Now, let's try to find exact Person class name (run this as Scala script):
class Person(val age: Int) extends Serializable {
override def toString = s"Person($age)"
}
println(new Person(22).getClass)
This prints something I was expecting:
class Main$$anon$1$Person
This means that Person is not a top-level class; instead it is a nested class defined in the anonymous class generated by the compiler! So in fact we have something like this:
object Main {
def main(args: Array[String]) {
new { // this is where Main$$anon$1 is generated, and the following code is its constructor body
class Person(val age: Int) extends Serializable { ... }
// all other definitions
}
}
}
But in Scala all nested classes are something called "nested non-static" (or "inner") classes in Java. This means that these classes always contain an implicit reference to an instance of their enclosing class. In this case, enclosing class is Main$$anon$1. Because of that when Java serializer tries to serialize Person, it transitively encounters an instance of Main$$anon$1 and tries to serialize it, but since it is not Serializable, the process fails. BTW, serializing non-static inner classes is a notorious thing in Java world, it is known to cause problems like this one.
As for why it works in REPL, it seems that in REPL declared classes somehow do not end up as inner ones, so they don't have any implicit fields. Hence serialization works normally for them.
You could use the Serializable Trait:
Trivial Serialization example using Java Serialization with the Serializable Trait:
case class Person(age: Int) extends Serializable
Usage:
Serialization, Write Object
val fos = new FileOutputStream( "person.serializedObject" )
val o = new ObjectOutputStream( fos )
o writeObject Person(31)
Deserialization, Read Object
val fis = new FileInputStream( "person.serializedObject" )
val oin = new ObjectInputStream( fis )
val p= oin.readObject
Which creates following output
fis: java.io.FileInputStream = java.io.FileInputStream#43a2bc95
oin: java.io.ObjectInputStream = java.io.ObjectInputStream#710afce3
p: Object = Person(31)
As you see the deserialization can't infer the Object Type itself, which is a clear drawback.

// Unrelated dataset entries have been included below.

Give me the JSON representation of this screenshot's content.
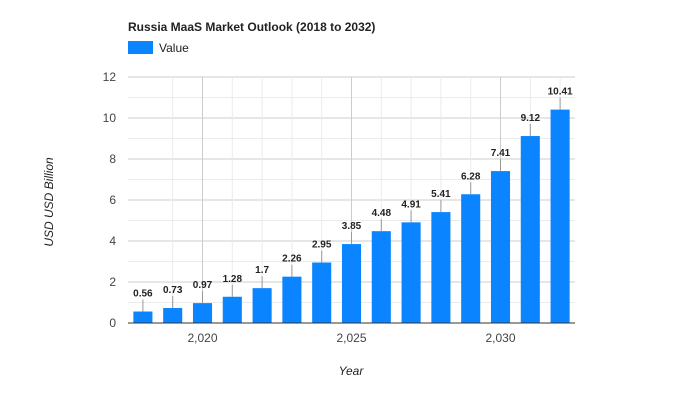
{
  "chart_data": {
    "type": "bar",
    "title": "Russia MaaS Market Outlook (2018 to 2032)",
    "xlabel": "Year",
    "ylabel": "USD USD Billion",
    "legend": {
      "position": "top-left",
      "entries": [
        "Value"
      ]
    },
    "grid": true,
    "color": "#0a84ff",
    "x": [
      2018,
      2019,
      2020,
      2021,
      2022,
      2023,
      2024,
      2025,
      2026,
      2027,
      2028,
      2029,
      2030,
      2031,
      2032
    ],
    "series": [
      {
        "name": "Value",
        "values": [
          0.56,
          0.73,
          0.97,
          1.28,
          1.7,
          2.26,
          2.95,
          3.85,
          4.48,
          4.91,
          5.41,
          6.28,
          7.41,
          9.12,
          10.41
        ],
        "labels": [
          "0.56",
          "0.73",
          "0.97",
          "1.28",
          "1.7",
          "2.26",
          "2.95",
          "3.85",
          "4.48",
          "4.91",
          "5.41",
          "6.28",
          "7.41",
          "9.12",
          "10.41"
        ]
      }
    ],
    "ylim": [
      0,
      12
    ],
    "xlim": [
      2017.5,
      2032.5
    ],
    "yticks": [
      0,
      2,
      4,
      6,
      8,
      10,
      12
    ],
    "ytick_labels": [
      "0",
      "2",
      "4",
      "6",
      "8",
      "10",
      "12"
    ],
    "xticks": [
      2020,
      2025,
      2030
    ],
    "xtick_labels": [
      "2,020",
      "2,025",
      "2,030"
    ]
  }
}
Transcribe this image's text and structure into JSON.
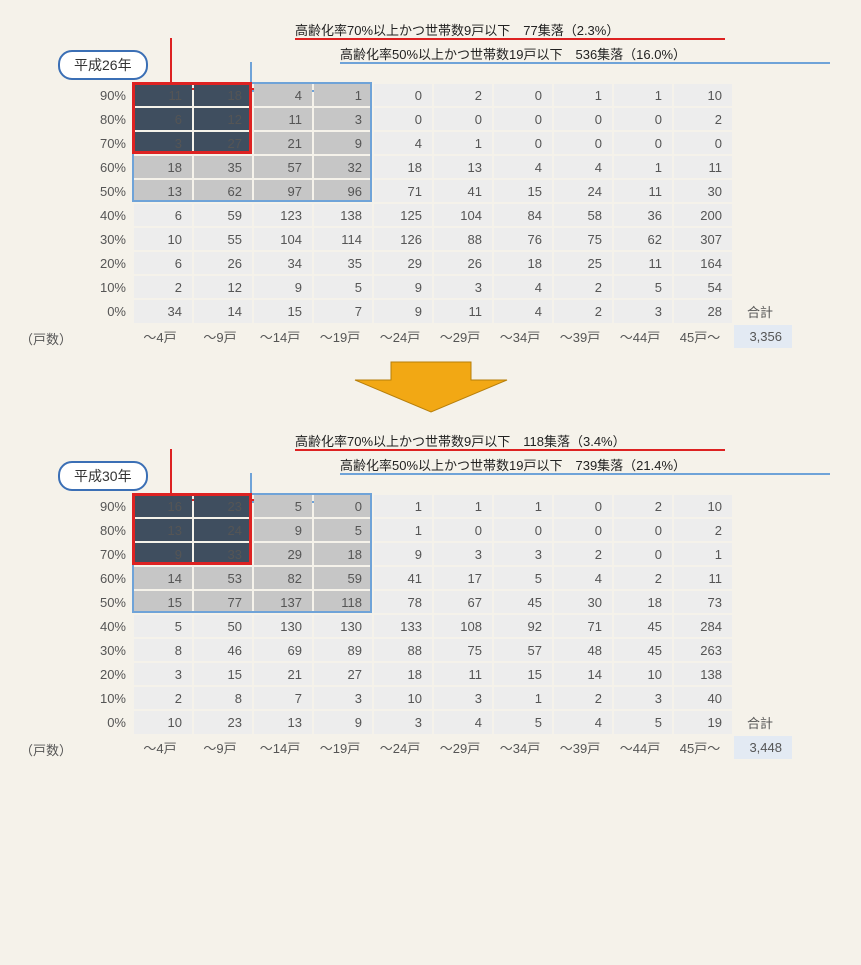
{
  "colors": {
    "page_bg": "#f5f2ea",
    "cell_light": "#ededed",
    "cell_mid": "#c6c6c6",
    "cell_dark": "#3f4e5f",
    "cell_dark_text": "#ffffff",
    "text": "#555555",
    "badge_border": "#3b6fb5",
    "red": "#d22222",
    "blue": "#6fa3d8",
    "total_bg": "#e3eaf3",
    "arrow_fill": "#f2a814",
    "arrow_stroke": "#b77f0a"
  },
  "shared": {
    "row_labels": [
      "90%",
      "80%",
      "70%",
      "60%",
      "50%",
      "40%",
      "30%",
      "20%",
      "10%",
      "0%"
    ],
    "col_labels": [
      "～4戸",
      "～9戸",
      "～14戸",
      "～19戸",
      "～24戸",
      "～29戸",
      "～34戸",
      "～39戸",
      "～44戸",
      "45戸～"
    ],
    "axis_label": "（戸数）",
    "total_label": "合計",
    "highlight_red": {
      "row_start": 0,
      "row_end": 2,
      "col_start": 0,
      "col_end": 1
    },
    "highlight_blue": {
      "row_start": 0,
      "row_end": 4,
      "col_start": 0,
      "col_end": 3
    }
  },
  "panels": [
    {
      "year": "平成26年",
      "annot_red": "高齢化率70%以上かつ世帯数9戸以下　77集落（2.3%）",
      "annot_blue": "高齢化率50%以上かつ世帯数19戸以下　536集落（16.0%）",
      "total": "3,356",
      "rows": [
        [
          11,
          18,
          4,
          1,
          0,
          2,
          0,
          1,
          1,
          10
        ],
        [
          6,
          12,
          11,
          3,
          0,
          0,
          0,
          0,
          0,
          2
        ],
        [
          3,
          27,
          21,
          9,
          4,
          1,
          0,
          0,
          0,
          0
        ],
        [
          18,
          35,
          57,
          32,
          18,
          13,
          4,
          4,
          1,
          11
        ],
        [
          13,
          62,
          97,
          96,
          71,
          41,
          15,
          24,
          11,
          30
        ],
        [
          6,
          59,
          123,
          138,
          125,
          104,
          84,
          58,
          36,
          200
        ],
        [
          10,
          55,
          104,
          114,
          126,
          88,
          76,
          75,
          62,
          307
        ],
        [
          6,
          26,
          34,
          35,
          29,
          26,
          18,
          25,
          11,
          164
        ],
        [
          2,
          12,
          9,
          5,
          9,
          3,
          4,
          2,
          5,
          54
        ],
        [
          34,
          14,
          15,
          7,
          9,
          11,
          4,
          2,
          3,
          28
        ]
      ],
      "shade": [
        [
          "d",
          "d",
          "m",
          "m",
          "l",
          "l",
          "l",
          "l",
          "l",
          "l"
        ],
        [
          "d",
          "d",
          "m",
          "m",
          "l",
          "l",
          "l",
          "l",
          "l",
          "l"
        ],
        [
          "d",
          "d",
          "m",
          "m",
          "l",
          "l",
          "l",
          "l",
          "l",
          "l"
        ],
        [
          "m",
          "m",
          "m",
          "m",
          "l",
          "l",
          "l",
          "l",
          "l",
          "l"
        ],
        [
          "m",
          "m",
          "m",
          "m",
          "l",
          "l",
          "l",
          "l",
          "l",
          "l"
        ],
        [
          "l",
          "l",
          "l",
          "l",
          "l",
          "l",
          "l",
          "l",
          "l",
          "l"
        ],
        [
          "l",
          "l",
          "l",
          "l",
          "l",
          "l",
          "l",
          "l",
          "l",
          "l"
        ],
        [
          "l",
          "l",
          "l",
          "l",
          "l",
          "l",
          "l",
          "l",
          "l",
          "l"
        ],
        [
          "l",
          "l",
          "l",
          "l",
          "l",
          "l",
          "l",
          "l",
          "l",
          "l"
        ],
        [
          "l",
          "l",
          "l",
          "l",
          "l",
          "l",
          "l",
          "l",
          "l",
          "l"
        ]
      ]
    },
    {
      "year": "平成30年",
      "annot_red": "高齢化率70%以上かつ世帯数9戸以下　118集落（3.4%）",
      "annot_blue": "高齢化率50%以上かつ世帯数19戸以下　739集落（21.4%）",
      "total": "3,448",
      "rows": [
        [
          16,
          23,
          5,
          0,
          1,
          1,
          1,
          0,
          2,
          10
        ],
        [
          13,
          24,
          9,
          5,
          1,
          0,
          0,
          0,
          0,
          2
        ],
        [
          9,
          33,
          29,
          18,
          9,
          3,
          3,
          2,
          0,
          1
        ],
        [
          14,
          53,
          82,
          59,
          41,
          17,
          5,
          4,
          2,
          11
        ],
        [
          15,
          77,
          137,
          118,
          78,
          67,
          45,
          30,
          18,
          73
        ],
        [
          5,
          50,
          130,
          130,
          133,
          108,
          92,
          71,
          45,
          284
        ],
        [
          8,
          46,
          69,
          89,
          88,
          75,
          57,
          48,
          45,
          263
        ],
        [
          3,
          15,
          21,
          27,
          18,
          11,
          15,
          14,
          10,
          138
        ],
        [
          2,
          8,
          7,
          3,
          10,
          3,
          1,
          2,
          3,
          40
        ],
        [
          10,
          23,
          13,
          9,
          3,
          4,
          5,
          4,
          5,
          19
        ]
      ],
      "shade": [
        [
          "d",
          "d",
          "m",
          "m",
          "l",
          "l",
          "l",
          "l",
          "l",
          "l"
        ],
        [
          "d",
          "d",
          "m",
          "m",
          "l",
          "l",
          "l",
          "l",
          "l",
          "l"
        ],
        [
          "d",
          "d",
          "m",
          "m",
          "l",
          "l",
          "l",
          "l",
          "l",
          "l"
        ],
        [
          "m",
          "m",
          "m",
          "m",
          "l",
          "l",
          "l",
          "l",
          "l",
          "l"
        ],
        [
          "m",
          "m",
          "m",
          "m",
          "l",
          "l",
          "l",
          "l",
          "l",
          "l"
        ],
        [
          "l",
          "l",
          "l",
          "l",
          "l",
          "l",
          "l",
          "l",
          "l",
          "l"
        ],
        [
          "l",
          "l",
          "l",
          "l",
          "l",
          "l",
          "l",
          "l",
          "l",
          "l"
        ],
        [
          "l",
          "l",
          "l",
          "l",
          "l",
          "l",
          "l",
          "l",
          "l",
          "l"
        ],
        [
          "l",
          "l",
          "l",
          "l",
          "l",
          "l",
          "l",
          "l",
          "l",
          "l"
        ],
        [
          "l",
          "l",
          "l",
          "l",
          "l",
          "l",
          "l",
          "l",
          "l",
          "l"
        ]
      ]
    }
  ]
}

Serialization with Scala-Pickling
https://github.com/scala/pickling or part of the Standard-Distribution starting with Scala 2.11
In the exmple code the object is not written to a file and JSON is used instead of ByteCode Serialization which avoids certain problems originating in byte code incompatibilities between different Scala version.
import scala.pickling._
import json._
case class Person(age: Int)
val person = Person(31)
val pickledPerson = person.pickle
val unpickledPerson = pickledPerson.unpickle[Person]
class Person(age:Int) {} is equivalent to the Java code:
class Person{
Person(Int age){}
}
which is probably not what you want. Note that the parameter age is simply discarded and Person has no member fields.
You want either:
#serializable case class Person(age:Int)
#serializable class Person(val age:Int)
You can leave out the empty curly brackets at the end. In fact, it's encouraged.